Patches Erlang compiler with pluggable token transformers and parsers

Primary LanguageErlangApache License 2.0Apache-2.0

The toker application

Authors: Ulf Wiger (ulf@wiger.net).

Pluggable parsers for the Erlang compiler

This project started as an experiment with runtime code injection using the parse_trans library.

(Note, 'Toker' is the Swedish name for Dopey the dwarf, but also obviously a word play refering to token transformation.)

This library installs itself into the Erlang compiler, allowing modules to switch parser modules as well as install token transformers.

Example: the toker_test module uses a custom syntax:


-export([double/1, i2l/1]).


double(L) ->
    lists:map(`(X) -> X*2`, L).

i2l(L) ->
    lists:map(`integer_to_list/1, L).

This module will not compile with the standard Erlang parser, but toker's own build chain bootstraps itself and installs a hook in the erl_parse module, which then detects the instruction -toker_parser(toker_erl_parse).


Eshell V5.10.3  (abort with ^G)
1> toker_test:double([1,2,3]).
2> toker_test:i2l([1,2,3]).

In the above example, we assume that toker_test has been compiled with rebar compile. The rebar.config file in toker makes use of the erl_first_files option and a parse transform to bootstrap the compiler patch. Specifically:

  • toker_c.erl contains the basic erl_parse modifications, and is compiled first.
  • toker_pt.erl is a parse transform which leaves the forms untouched, but ensures that toker is initialized.
  • toker_bootstrap.erl is an empty module which only exists to trigger thetoker_pt parse transform.

Other applications could throw in a reference to the toker_pt parse transform in order to activate toker, but remember that parse transforms are only called after the module has been parsed, so if a module contains unconventional grammar, the parse transform must be called in a preceding module.

Instructions recognized by toker are:

  • -toker_parser(Mod) - where Mod must export Mod:parse_form(Tokens), which must return a valid erlang abstract form.
  • -toker_token_transform(Mod) - where Mod must exportMod:transform_tokens(Tokens), which must return a list of tokens. The function toker_c:transform_tokens/1 returns the tokens unchanged.
  • -toker_reset(Type) - where Type is either parser, token_transform orall, restores the relevant settings to the default.
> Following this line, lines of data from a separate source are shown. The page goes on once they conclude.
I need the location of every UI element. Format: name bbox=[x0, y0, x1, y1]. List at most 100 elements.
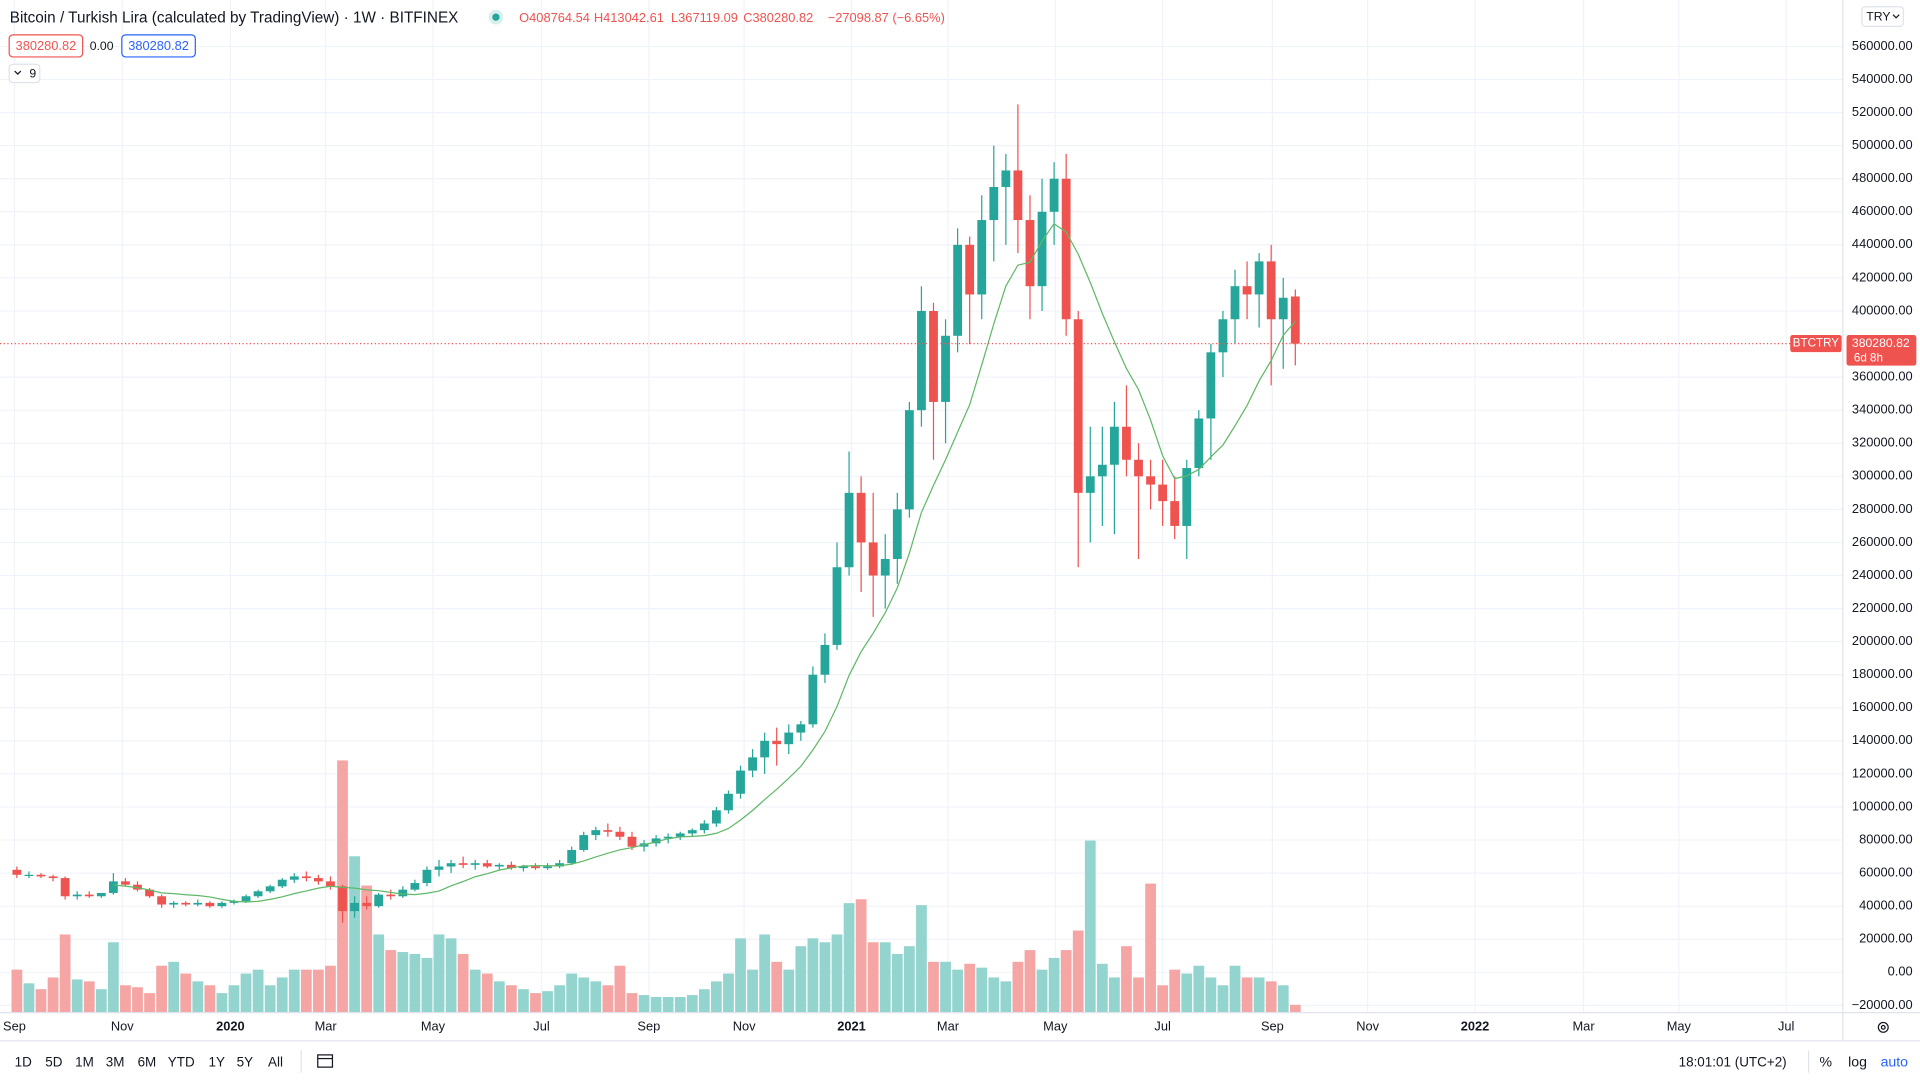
volume-bar bbox=[180, 973, 192, 1013]
range-button[interactable]: YTD bbox=[168, 1054, 195, 1069]
volume-bar bbox=[288, 969, 300, 1013]
candle-body bbox=[1290, 296, 1300, 344]
volume-bar bbox=[928, 961, 939, 1013]
y-tick-label: 40000.00 bbox=[1859, 898, 1913, 913]
candle-body bbox=[880, 558, 890, 576]
volume-bar bbox=[674, 997, 686, 1013]
candle-body bbox=[868, 542, 878, 576]
candle-body bbox=[205, 902, 215, 907]
volume-bar bbox=[1084, 840, 1096, 1013]
calendar-icon[interactable] bbox=[317, 1054, 334, 1068]
chart-title: Bitcoin / Turkish Lira (calculated by Tr… bbox=[10, 9, 459, 26]
x-tick-label: Sep bbox=[1261, 1019, 1284, 1034]
candle-body bbox=[1242, 286, 1252, 295]
moving-average bbox=[113, 222, 1296, 903]
candle-body bbox=[96, 892, 106, 897]
bid-price[interactable]: 380280.82 bbox=[16, 38, 77, 53]
ohlc-close: C380280.82 bbox=[743, 10, 813, 25]
y-tick-label: 20000.00 bbox=[1859, 931, 1913, 946]
bid-box[interactable] bbox=[8, 34, 84, 58]
candle-body bbox=[253, 891, 263, 897]
volume-bar bbox=[469, 969, 481, 1013]
last-price-box bbox=[1846, 335, 1917, 366]
candle-body bbox=[422, 869, 432, 884]
range-button[interactable]: 1Y bbox=[209, 1054, 225, 1069]
y-tick-label: 460000.00 bbox=[1852, 203, 1913, 218]
x-tick-label: 2022 bbox=[1461, 1019, 1490, 1034]
range-button[interactable]: 5Y bbox=[237, 1054, 253, 1069]
candle-body bbox=[736, 770, 745, 794]
range-button[interactable]: 3M bbox=[106, 1054, 125, 1069]
volume-bar bbox=[855, 899, 867, 1013]
volume-bar bbox=[590, 981, 602, 1013]
candle-body bbox=[60, 878, 70, 897]
volume-bar bbox=[433, 934, 445, 1013]
volume-bar bbox=[71, 979, 83, 1013]
candle-body bbox=[772, 740, 782, 745]
volume-bar bbox=[132, 987, 143, 1013]
candle-body bbox=[470, 863, 480, 865]
volume-bar bbox=[1205, 977, 1217, 1013]
range-button[interactable]: 5D bbox=[45, 1054, 62, 1069]
volume-bar bbox=[276, 977, 288, 1013]
range-button[interactable]: 6M bbox=[138, 1054, 157, 1069]
range-button[interactable]: 1M bbox=[75, 1054, 94, 1069]
candle-body bbox=[289, 876, 299, 880]
volume-bar bbox=[867, 942, 879, 1013]
volume-bar bbox=[831, 934, 843, 1013]
volume-bar bbox=[156, 965, 167, 1013]
ask-box[interactable] bbox=[121, 34, 196, 58]
candle-body bbox=[446, 863, 456, 867]
candle-body bbox=[229, 901, 239, 903]
ohlc-low: L367119.09 bbox=[671, 10, 738, 25]
candle-body bbox=[1025, 220, 1035, 287]
candle-body bbox=[1122, 426, 1131, 460]
candle-body bbox=[1194, 418, 1204, 469]
ask-price[interactable]: 380280.82 bbox=[128, 38, 189, 53]
range-button[interactable]: 1D bbox=[15, 1054, 32, 1069]
volume-bar bbox=[373, 934, 385, 1013]
currency[interactable]: TRY bbox=[1866, 9, 1890, 23]
countdown: 6d 8h bbox=[1854, 351, 1883, 364]
volume-bar bbox=[662, 997, 674, 1013]
candle-body bbox=[1085, 476, 1095, 493]
candle-body bbox=[241, 896, 251, 902]
volume-bar bbox=[228, 985, 240, 1013]
volume-bar bbox=[83, 981, 95, 1013]
settings-icon[interactable] bbox=[1877, 1021, 1889, 1033]
volume-bar bbox=[1036, 969, 1048, 1013]
candle-body bbox=[856, 492, 866, 543]
candle-body bbox=[844, 492, 854, 568]
candle-body bbox=[808, 674, 818, 725]
volume-bar bbox=[1024, 950, 1036, 1013]
volume-bar bbox=[144, 993, 155, 1013]
volume-bar bbox=[1277, 985, 1289, 1013]
y-tick-label: 340000.00 bbox=[1852, 402, 1913, 417]
x-tick-label: Mar bbox=[1572, 1019, 1595, 1034]
volume-bar bbox=[626, 993, 638, 1013]
volume-bar bbox=[843, 903, 855, 1013]
volume-bar bbox=[481, 973, 493, 1013]
volume-bar bbox=[976, 967, 988, 1013]
currency-button[interactable] bbox=[1861, 6, 1905, 27]
y-tick-label: 220000.00 bbox=[1852, 600, 1913, 615]
volume-bar bbox=[988, 977, 1000, 1013]
candle-body bbox=[953, 244, 963, 336]
volume-bar bbox=[505, 985, 517, 1013]
indicator-toggle[interactable] bbox=[8, 63, 41, 84]
y-tick-label: 320000.00 bbox=[1852, 435, 1913, 450]
scale-button[interactable]: log bbox=[1848, 1054, 1867, 1070]
scale-button[interactable]: auto bbox=[1881, 1054, 1909, 1070]
candle-body bbox=[326, 881, 335, 887]
volume-bar bbox=[120, 985, 131, 1013]
volume-bar bbox=[807, 938, 819, 1013]
volume-bar bbox=[240, 973, 252, 1013]
scale-button[interactable]: % bbox=[1819, 1054, 1832, 1070]
volume-bar bbox=[1217, 985, 1229, 1013]
volume-bar bbox=[252, 969, 264, 1013]
volume-bar bbox=[23, 983, 35, 1013]
range-button[interactable]: All bbox=[268, 1054, 283, 1069]
candle-body bbox=[1206, 352, 1216, 419]
volume-bar bbox=[1145, 883, 1156, 1013]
Note that a token transform must return a list of tokens corresponding to a valid Erlang form (possibly after being processed by another parser). The Erlang parser has no support for skipping a part of the token stream.

The toker application

The toker compiler patch can also be installed by starting the toker application.


Eshell V5.10.3  (abort with ^G)
1> compile:file("src/toker_test", [{outdir,"ebin"},report]).
src/toker_test.erl:8: syntax error before: '`'
src/toker_test.erl:11: syntax error before: '`'
src/toker_test.erl:3: function double/1 undefined
src/toker_test.erl:3: function i2l/1 undefined
2> application:start(toker).
3> compile:file("src/toker_test", [{outdir,"ebin"},report]).
4> toker_test:double([1,2,3]).

Using toker with erlc

In order to get erlc to pick up the toker functionality, ensure that toker has been compiled and is in the path, then set ERLC_EMULATOR="erl -s toker"


toker uwiger$ erlc -o ebin src/toker_test.erl
src/toker_test.erl:8: syntax error before: '`'
src/toker_test.erl:11: syntax error before: '`'
src/toker_test.erl:3: function double/1 undefined
src/toker_test.erl:3: function i2l/1 undefined

toker uwiger$ ERLC_EMULATOR="erl -s toker" erlc -o ebin src/toker_test.erl
toker uwiger$ erl -pa ebin
Erlang R16B02 (erts-5.10.3) [source] [64-bit] [smp:4:4] [async-threads:10] [hipe] [kernel-poll:false]

Eshell V5.10.3  (abort with ^G)
1> toker_test:double([1,2,3]).

Rebar plugin

A rebar plugin can be found in toker/util/toker_rebar_plugin.erl. It bootstraps the toker functionality in pre_compile and pre_eunit for any application that has toker in its 'deps' list.


Apart from the src/toker_test.erl module, the examples/ directory contains examples of e.g. token transforms (implementing a very simple macro pre-processor in tt1.erl, used by m1.erl.)


  • Currently, it isn't possible to replace the scanner. Among other things, this means that forms must be terminated by '.'. Replacing the scanner would require some additional patch (which is probably doable).